Weigering kantonrechter prejudiciële vragen te stellen
In alle vier uitspraken werd geklaagd dat de kantonrechter in strijd had gehandeld met een fundamentele verplichting van het Unierecht, door te weigeren prejudiciële vragen aan het HvJ EU te stellen, althans zijn uitspraak aan te houden in afwachting van reeds aanhangige prejudiciële procedures. De Hoge Raad verwerpt deze klacht wegens gebrek aan belang.
“4.2 In het midden kan blijven of deze klacht afstuit op het bepaalde in art. 80 lid 1 RO op de grond dat deze niet kan worden beoordeeld zonder daarin de juistheid van de rechtsopvattingen van de kantonrechter te betrekken ter zake van de noodzaak tot het stellen van prejudiciële vragen of tot een zodanige aanhouding.
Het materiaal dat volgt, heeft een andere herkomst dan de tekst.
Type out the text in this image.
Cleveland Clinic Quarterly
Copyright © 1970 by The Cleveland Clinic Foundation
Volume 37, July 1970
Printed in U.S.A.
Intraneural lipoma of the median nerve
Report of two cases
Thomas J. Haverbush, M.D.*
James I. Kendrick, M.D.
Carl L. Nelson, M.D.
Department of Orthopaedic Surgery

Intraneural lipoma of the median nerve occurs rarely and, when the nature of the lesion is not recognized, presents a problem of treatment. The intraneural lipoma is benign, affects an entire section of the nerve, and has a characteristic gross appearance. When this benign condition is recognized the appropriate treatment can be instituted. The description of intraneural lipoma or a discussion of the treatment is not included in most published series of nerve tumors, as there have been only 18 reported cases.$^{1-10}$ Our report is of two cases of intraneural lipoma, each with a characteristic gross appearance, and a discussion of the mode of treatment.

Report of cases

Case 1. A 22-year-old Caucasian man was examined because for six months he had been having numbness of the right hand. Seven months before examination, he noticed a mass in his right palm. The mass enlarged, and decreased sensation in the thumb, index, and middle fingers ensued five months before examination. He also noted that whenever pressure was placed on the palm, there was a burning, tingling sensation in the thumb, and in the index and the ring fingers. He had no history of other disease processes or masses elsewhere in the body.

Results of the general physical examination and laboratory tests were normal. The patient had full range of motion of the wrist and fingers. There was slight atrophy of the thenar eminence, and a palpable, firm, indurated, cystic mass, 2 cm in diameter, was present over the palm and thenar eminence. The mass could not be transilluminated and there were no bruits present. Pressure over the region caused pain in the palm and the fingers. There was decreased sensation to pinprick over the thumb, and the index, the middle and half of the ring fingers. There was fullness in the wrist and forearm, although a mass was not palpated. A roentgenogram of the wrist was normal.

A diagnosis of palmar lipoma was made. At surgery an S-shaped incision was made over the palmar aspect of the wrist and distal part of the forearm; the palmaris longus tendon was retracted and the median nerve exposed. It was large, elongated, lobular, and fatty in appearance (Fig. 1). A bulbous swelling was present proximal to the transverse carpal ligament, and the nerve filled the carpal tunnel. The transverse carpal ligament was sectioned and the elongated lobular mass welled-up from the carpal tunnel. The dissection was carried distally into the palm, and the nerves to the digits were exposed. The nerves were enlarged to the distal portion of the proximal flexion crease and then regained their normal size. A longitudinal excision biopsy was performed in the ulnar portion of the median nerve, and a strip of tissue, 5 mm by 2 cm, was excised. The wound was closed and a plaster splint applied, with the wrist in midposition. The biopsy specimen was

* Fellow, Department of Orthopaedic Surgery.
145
Het onderdeel kan bij gebrek aan belang in elk geval niet tot cassatie leiden, nu het HvJEU inmiddels, bij arrest van 23 oktober 2012, LJN BY2173, NJ 2013/4, uitspraak heeft gedaan in de in het tussenarrest van de Hoge Raad van 15 juni 2012 bedoelde gevoegde zaken C-581/10 en C-629/10.”
Vertraagde vlucht is geen “andere vlucht”
In de Martinair-zaak (BZ2864) werd daarnaast geklaagd dat de kantonrechter ten onrechte niet was ingegaan op het verweer van Martinair dat, nu sprake was van een vertraging van minder dan vier uur, de compensatie moet worden verlaagd met 50%.
De Hoge Raad schaart deze klacht onder het bereik van art. 80 lid 1 onder a Wet RO: het niet inhouden van de gronden waarop het vonnis berust. De klacht wordt weliswaar gegrond bevonden, maar leidt bij gebrek aan belang niet tot cassatie. De Hoge Raad overweegt als volgt:
“2.5.2 (…) Het door Martinair ingeroepen art. 7 lid 2, aanhef en onder c, van de Verordening biedt de luchtvaartmaatschappij immers slechts dan de mogelijkheid de in lid 1 bedoelde compensatiebedragen te halveren indien de passagiers een andere vlucht naar hun eindbestemming wordt aangeboden. Nu ten processe vaststaat dat de passagiers met de oorspronkelijke, zij het vertraagde, vlucht (MP 646) naar Nederland zijn teruggekeerd, mist het bedoelde voorschrift toepassing.”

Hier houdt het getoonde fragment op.